I am getting an incredibly weird bug in my C program in a UNIX environment. I wonder if anybody could take a crack at this.
Real quick summary, my program takes command line arguments, I'll focus on a particular case. The following command line execution of the program should read input from input.txt and output it to output.txt
Code:
./program -f output.txt input.txt
If a line starts with "#include <someFileName>", the contents of that file is printed to output.txt instead of that line. This is handled recursively by my program. I create a new file stream to that file and send the FILE * to the same printing function. This works perfectly fine except for my really odd case.
Really odd bug:
Let's assume the command line execution above is used. If input.txt contains "#include <output.txt>", it works. I do flush the buffer before recursively printing the #include file. However, this breaks as soon the input file has more than seven "#include <output.txt>" lines in it. Seven or less works fine. Anything more causes a crazy infinite loop that causes output.txt to bloat to a 100+ MB file. I also tried this on my university's Linux box. It will allow up to 15 of these #include statements, but 16 or more gives the same bug. I cannot appropriately evoke EOF with ctrl + D either. I have to kill the execution with ctrl + C. My recursion is not going too deep to cause any issues either. It's only 1 level deep of recursion. The first block of code works fine, the second block breaks it.

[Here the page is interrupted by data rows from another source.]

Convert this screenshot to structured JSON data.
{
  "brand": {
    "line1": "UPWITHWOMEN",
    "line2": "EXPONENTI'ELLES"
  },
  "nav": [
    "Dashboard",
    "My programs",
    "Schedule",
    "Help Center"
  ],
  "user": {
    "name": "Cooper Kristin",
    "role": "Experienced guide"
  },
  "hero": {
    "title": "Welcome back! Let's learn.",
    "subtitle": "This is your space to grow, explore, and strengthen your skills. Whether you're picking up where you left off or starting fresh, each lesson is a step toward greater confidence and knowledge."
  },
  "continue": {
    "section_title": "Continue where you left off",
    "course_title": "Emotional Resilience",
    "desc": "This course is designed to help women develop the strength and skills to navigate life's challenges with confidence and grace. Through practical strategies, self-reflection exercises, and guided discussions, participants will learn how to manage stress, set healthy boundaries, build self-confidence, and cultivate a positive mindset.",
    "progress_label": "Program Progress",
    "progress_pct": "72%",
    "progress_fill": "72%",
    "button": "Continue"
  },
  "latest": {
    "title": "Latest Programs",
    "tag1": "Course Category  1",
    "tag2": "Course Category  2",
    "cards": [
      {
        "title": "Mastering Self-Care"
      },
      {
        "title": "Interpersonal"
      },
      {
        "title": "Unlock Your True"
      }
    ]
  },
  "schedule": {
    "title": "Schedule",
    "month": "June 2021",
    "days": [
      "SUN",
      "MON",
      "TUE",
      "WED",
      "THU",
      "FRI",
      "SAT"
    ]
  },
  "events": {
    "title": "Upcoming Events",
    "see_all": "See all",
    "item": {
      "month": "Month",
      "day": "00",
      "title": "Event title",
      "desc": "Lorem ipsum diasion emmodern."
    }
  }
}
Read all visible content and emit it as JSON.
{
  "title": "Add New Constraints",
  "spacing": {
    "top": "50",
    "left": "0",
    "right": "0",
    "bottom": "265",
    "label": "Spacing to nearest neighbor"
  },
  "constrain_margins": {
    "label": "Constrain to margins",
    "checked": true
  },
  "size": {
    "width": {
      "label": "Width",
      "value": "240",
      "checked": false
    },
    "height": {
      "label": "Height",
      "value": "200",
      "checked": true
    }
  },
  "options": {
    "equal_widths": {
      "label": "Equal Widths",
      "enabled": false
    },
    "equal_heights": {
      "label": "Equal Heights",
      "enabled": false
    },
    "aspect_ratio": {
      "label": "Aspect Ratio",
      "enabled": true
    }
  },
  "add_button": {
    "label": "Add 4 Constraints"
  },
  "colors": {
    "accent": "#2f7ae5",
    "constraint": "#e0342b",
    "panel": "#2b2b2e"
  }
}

This input.txt won't cause problems:
Code:
One
Two
#include <output.txt> 1
#include <output.txt> 2
#include <output.txt> 3
#include <output.txt> 4
#include <output.txt> 5
#include <output.txt> 6
#include <output.txt> 7
This input.txt will cause problems:
Code:
One
Two
#include <output.txt> 1
#include <output.txt> 2
#include <output.txt> 3
#include <output.txt> 4
#include <output.txt> 5
#include <output.txt> 6
#include <output.txt> 7
#include <output.txt> 8
I'm not really sure about the rules on sharing code that is an assignment. Anybody have experience of that being an issue? I'm not sure how much help could be given without showing the whole source file.